До собственного превращения я воспользовался своим искусством еще один раз. Вспоминая об этом случае, я всегда испытываю некоторое смятение, так как мне до сих пор не совсем ясно, правильно ли я тогда поступил.
Как-то в июне (я проводил этот день за городом) я сел под липой в саду небольшой гостиницы выпить стакан яблочного сока. Я только порадовался уединению, как вдруг в сад впорхнуло пятеро молодых девушек, тут же усевшихся за соседний столик. Девушки были веселые, но меня рассердило, что они нарушили мой покой; и я рассердился еще больше, когда они начали петь, а одна стала аккомпанировать на мандолине. Сперва они спели "Ехать надо ли мне в город", а потом:
"Когда бы птичкой я была
Да имела два крыла,
Полетела бы к тебе".
Песня эта всегда казалась мне достаточно глупой - ведь любая птица и так от природы имеет два крыла! Но в данном случае именно желание стать птицей, выраженное в этой песне, побудило меня положить пению конец и превратить певуний в стайку воробьев. Я подошел к их столу и взмахнул волшебной палочкой, и, вероятно, какое-то мгновение все выглядело со стороны так, будто я дирижирую квинтетом - но только мгновение, потому что тут же пять воробьев вспорхнули и улетели, чирикая. Лишь пять недопитых стаканов с пивом, два-три недоеденных бутерброда и упавшая на землю мандолина - несколько ошеломивший меня натюрморт - указывали на то, что за какие-нибудь секунды до этого здесь пела и радовалась молодость.

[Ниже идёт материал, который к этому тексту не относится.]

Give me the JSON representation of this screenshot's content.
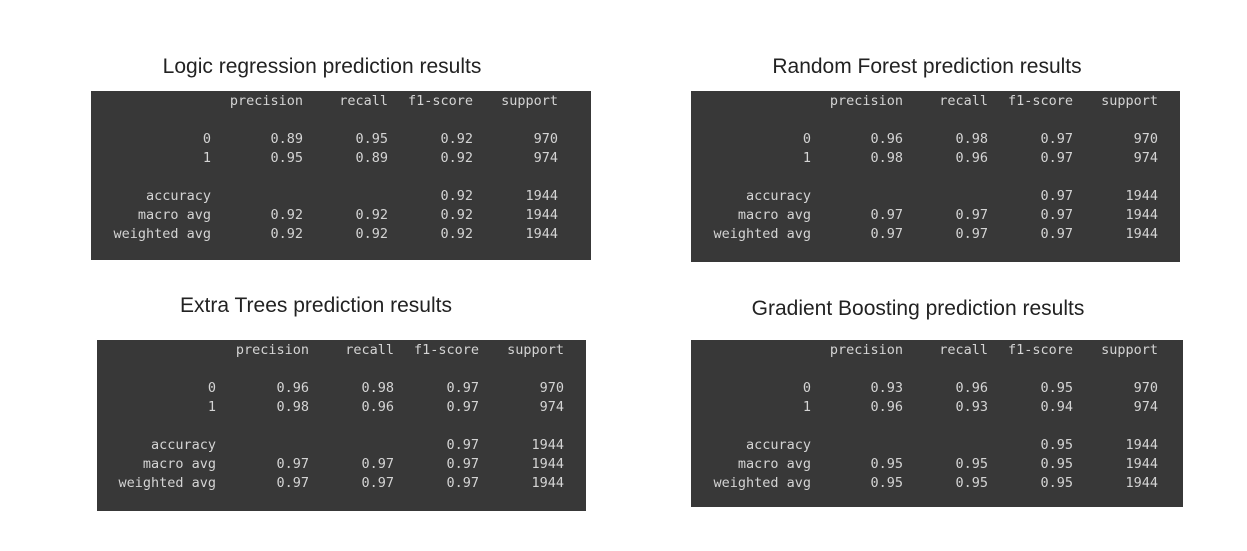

При виде вызванного мною опустошения я ощутил легкое чувство раскаяния, так как подумал: а не может ли быть, что пение этой песни не выражало прямого и недвусмысленного желания стать птицей, а слова "Когда бы птичкой я была", быть может, необязательно означают действительное желание стать таковой, хотя, безусловно, именно к этому сводится общий смысл песни (если в случае песни, подобной этой, можно вообще говорить о каком-то смысле). У меня было такое чувство, будто я действовал в состоянии аффекта, под влиянием раздражения (в общем-то, вполне оправданного). Я нашел, что это меня недостойно, и решил не медлить более со своим превращением. Должен особо подчеркнуть, что отнюдь не страх перед возможными последствиями моего деяния - например, уголовным преследованием - побудил меня изменить свой облик (мне ничего не стоило бы в момент моего задержания превратить стражей закона в карликовых пинчеров или в других животных). Скорее, тут действовало сознание того факта, что в мире, каков он есть, иных путей к тому безмятежному покою, отсутствие которого отнимает у меня всякую способность наслаждаться жизнью, мне не найти - обязательно где-то залает собака, закричит ребенок, запоет молодая девушка.
Облик соловья я выбрал не случайно. Я хотел стать птицей, потому что меня очень соблазняла возможность перелетать с дерева на дерево. А еще я хотел научиться петь, так как очень люблю музыку. Немаловажным было для меня и то обстоятельство, что, став соловьем, я сам наконец получу возможность вмешиваться в жизнь людей, поскольку буду мешать им спать. Но, перестав быть человеком, я расстался также с человеческими мыслями и интересами. Моя этика - этика соловья.
В сентябре прошлого года я вошел в спальню, распахнул окно, заколдовал себя и вылетел наружу. Пожалеть об этом мне не пришлось.
Сейчас май. Дело к вечеру, смеркается, скоро станет совсем темно. Тогда я запою или, как говорят люди, защелкаю.